BlackBerry finally pulls the curtains down on smartphones

BlackBerry finally pulls the curtains down on smartphones
Photo Credit: Pixabay
3 Jan, 2022

That BlackBerry as a smartphone brand has been essentially dead is hardly new. However, it has now officially come to its demise.  

Earlier today, the Canadian company announced that from tomorrow; i.e January 4, BlackBerry devices running BlackBerry 10, BlackBerry OS 7.1 and BlackBerry Playbook OS 2.1 will stop “functioning reliably”. 

In other words, this means that BlackBerry devices running on the company’s proprietary software platforms may no longer be able to connect to mobile networks for data, voice calls and messaging. This would happen as the company officially discontinues any form of support for its existing users across the globe. 
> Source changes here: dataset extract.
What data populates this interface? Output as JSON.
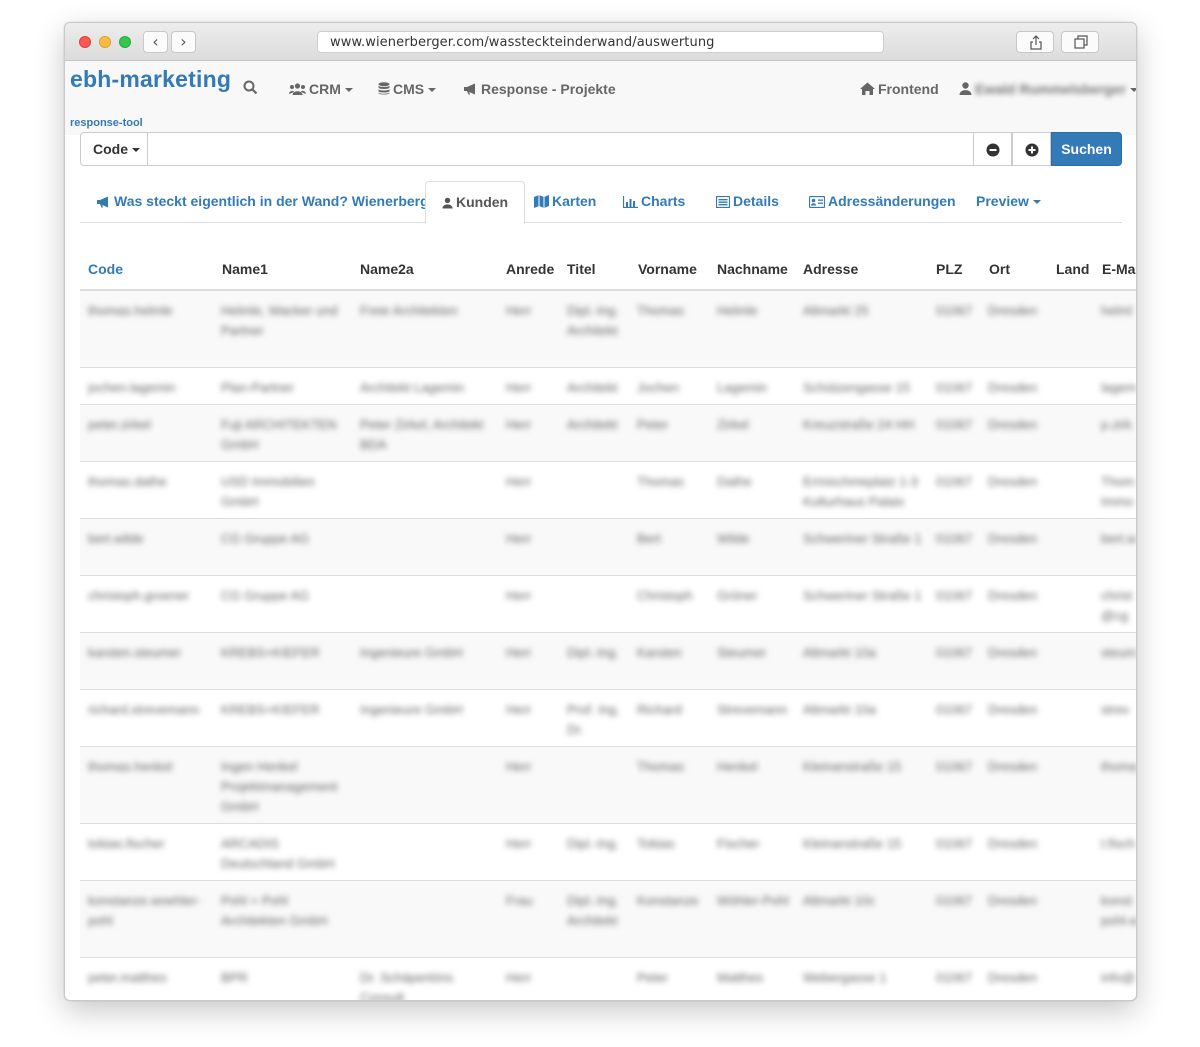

For devices to be recognised by networks, the software that they run on need to be regularly validated by the makers.  

Starting from tomorrow, this validation will no longer take place, meaning that any device running on any of the above-mentioned BlackBerry software may or may not be recognised by mobile networks. 
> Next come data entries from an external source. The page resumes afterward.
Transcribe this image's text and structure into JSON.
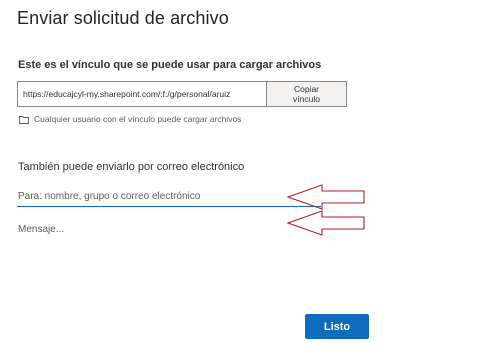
{
  "dialog": {
    "title": "Enviar solicitud de archivo"
  },
  "link_section": {
    "label": "Este es el vínculo que se puede usar para cargar archivos",
    "url": "https://educajcyl-my.sharepoint.com/:f:/g/personal/aruiz",
    "copy_button_line1": "Copiar",
    "copy_button_line2": "vínculo",
    "permission_icon": "folder-icon",
    "permission_text": "Cualquier usuario con el vínculo puede cargar archivos"
  },
  "email_section": {
    "label": "También puede enviarlo por correo electrónico",
    "to_placeholder": "Para: nombre, grupo o correo electrónico",
    "message_placeholder": "Mensaje..."
  },
  "annotations": {
    "arrow_color": "#b81c22"
  },
  "footer": {
    "done_label": "Listo"
  },
  "colors": {
    "accent": "#0f6cbd",
    "text": "#323130"
  }
}
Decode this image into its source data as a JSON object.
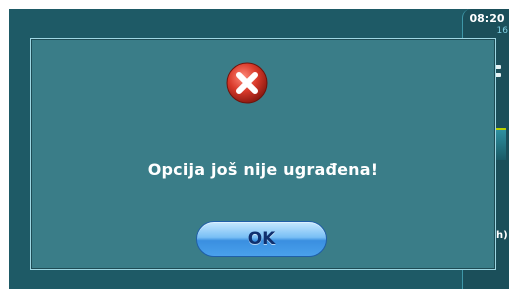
{
  "status": {
    "time": "08:20",
    "date": "16"
  },
  "side": {
    "label": "h)"
  },
  "dialog": {
    "icon": "error-x-icon",
    "message": "Opcija još nije ugrađena!",
    "ok_label": "OK"
  },
  "colors": {
    "background": "#1e5a66",
    "dialog": "#3a7d88",
    "error_red": "#d93a2a",
    "button_blue": "#4aa1ec"
  }
}
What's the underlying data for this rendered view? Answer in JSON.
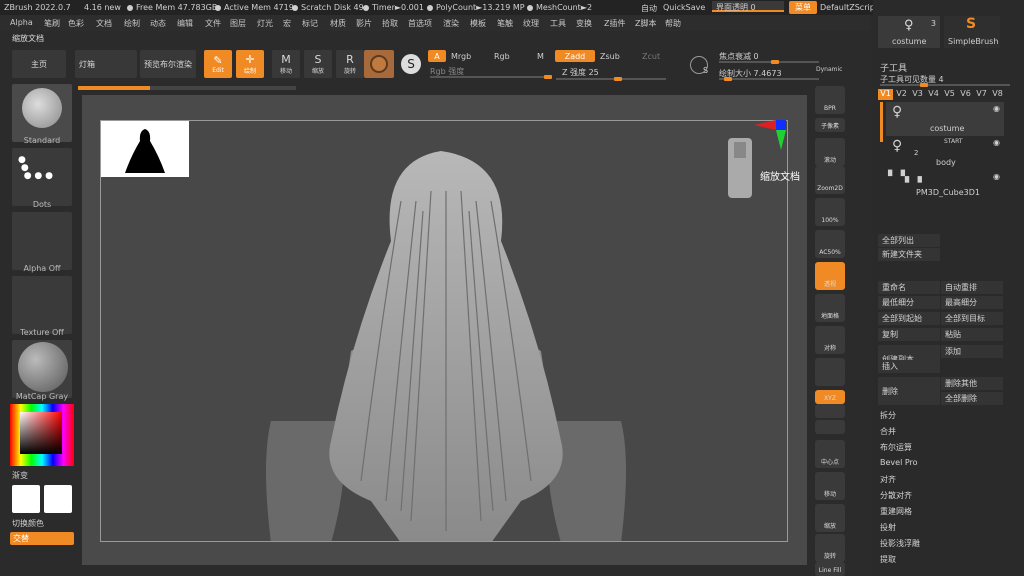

BlackBerry was once one of the biggest mobile phone sellers around the world, known particularly for its business centric offerings. At its peak, BlackBerry was pegged to hold nearly 50 percent market share in USA, and 20 percent of the global mobile phone market back in 2009. 

However, the advent of touchscreen centric mobile phones led to BlackBerry not adopting to the new wave fast enough. Its later efforts to adapt to the touchscreen space, with its own BlackBerry 10 and with Android, did not prove to be successful. BlackBerry also attempted to outsource the license of its brand name to third party manufacturers. In India, Optiemus Infracom had announced a tie-up to bring BlackBerry phones to the market. 

Since all of its efforts to revive its hardware business failed, BlackBerry pivoted to offering enterprise-grade security and services to organisations around the world as its key business revenue. The company recently announced its financial results for the latest quarter, reporting $128 million in revenues from its cybersecurity business. 

BlackBerry chief executive, John Chen, also stated that easing up of the automotive supply chain crisis will help the company in the coming quarters. The company offers QNX, an operating system platform for car infotainment systems to run on. BMW, Ford, Honda, Toyota and Volkswagen are some automakers that deploy BlackBerry’s services.